Former capital of the ancient kingdom of Strathclyde, Dumbarton lies at the mouth of the River Leven which flows south from Loch Lomond to enter the Firth of Clyde 16 miles (26 km) northwest of Glasgow. A prominent landmark on the north side of the Clyde is Dumbarton Rock, an isolated 73-m high (240 feet) volcanic plug that was first fortified in the 5th century AD. Created a royal burgh in 1222, Dumbarton developed in association with its royal castle which became the centre of the Earldom of Lennox in the 16th century. In the 17th century its port flourished with the sugar, indigo and tobacco trade and in 1765 the River Leven was finally bridged as the last link in the network of military road building. In the 19th century Dumbarton prospered as a centre for shipbuilding, the first pleasure steamers on Loch Lomond being built here.

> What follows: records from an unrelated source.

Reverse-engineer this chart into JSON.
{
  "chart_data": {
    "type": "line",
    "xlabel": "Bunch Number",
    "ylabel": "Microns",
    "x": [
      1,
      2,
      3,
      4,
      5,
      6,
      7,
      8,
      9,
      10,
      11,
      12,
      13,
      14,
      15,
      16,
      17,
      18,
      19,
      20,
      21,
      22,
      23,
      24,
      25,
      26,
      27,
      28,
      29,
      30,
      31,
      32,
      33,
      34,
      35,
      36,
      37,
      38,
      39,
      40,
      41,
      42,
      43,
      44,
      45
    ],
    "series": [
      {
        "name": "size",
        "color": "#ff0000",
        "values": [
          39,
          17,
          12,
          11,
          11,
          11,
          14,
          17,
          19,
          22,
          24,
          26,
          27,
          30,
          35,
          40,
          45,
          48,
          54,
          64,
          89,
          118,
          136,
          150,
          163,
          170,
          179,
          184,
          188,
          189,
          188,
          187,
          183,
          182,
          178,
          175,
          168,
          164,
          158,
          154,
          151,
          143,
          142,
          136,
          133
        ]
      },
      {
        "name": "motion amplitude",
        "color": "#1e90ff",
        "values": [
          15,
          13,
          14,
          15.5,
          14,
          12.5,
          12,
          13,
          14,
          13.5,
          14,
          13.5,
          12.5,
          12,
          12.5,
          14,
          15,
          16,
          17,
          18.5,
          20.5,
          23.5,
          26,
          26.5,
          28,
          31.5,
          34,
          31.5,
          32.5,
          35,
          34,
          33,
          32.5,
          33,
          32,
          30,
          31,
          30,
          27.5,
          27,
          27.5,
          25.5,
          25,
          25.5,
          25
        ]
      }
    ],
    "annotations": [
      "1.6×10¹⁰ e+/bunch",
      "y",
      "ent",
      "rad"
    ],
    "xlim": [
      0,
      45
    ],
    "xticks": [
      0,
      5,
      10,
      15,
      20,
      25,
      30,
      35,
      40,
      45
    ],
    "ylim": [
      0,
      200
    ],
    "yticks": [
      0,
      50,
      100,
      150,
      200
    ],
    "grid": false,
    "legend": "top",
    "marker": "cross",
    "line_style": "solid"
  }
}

In 1869 the famous clipper Cutty Sark was constructed by Scott & Linton and completed by William Denny & Bros., builders of the first ocean-going merchant vessel with a steel hull. Dennys also produced the Sunderland flying boat between 1939 and 1945 and, in 1963, a hovercraft for service on the Thames. Other industries associated with the burgh have included iron founding, boilermaking, whisky distilling and the manufacture of glass.

The Earldom of Dumbarton was created in 1675 for Major-General George Douglas (1635-92) but became extinct on the death of his son in 1749. It was recreated for Prince Harry of Wales on the occasion of his marriage in 2018.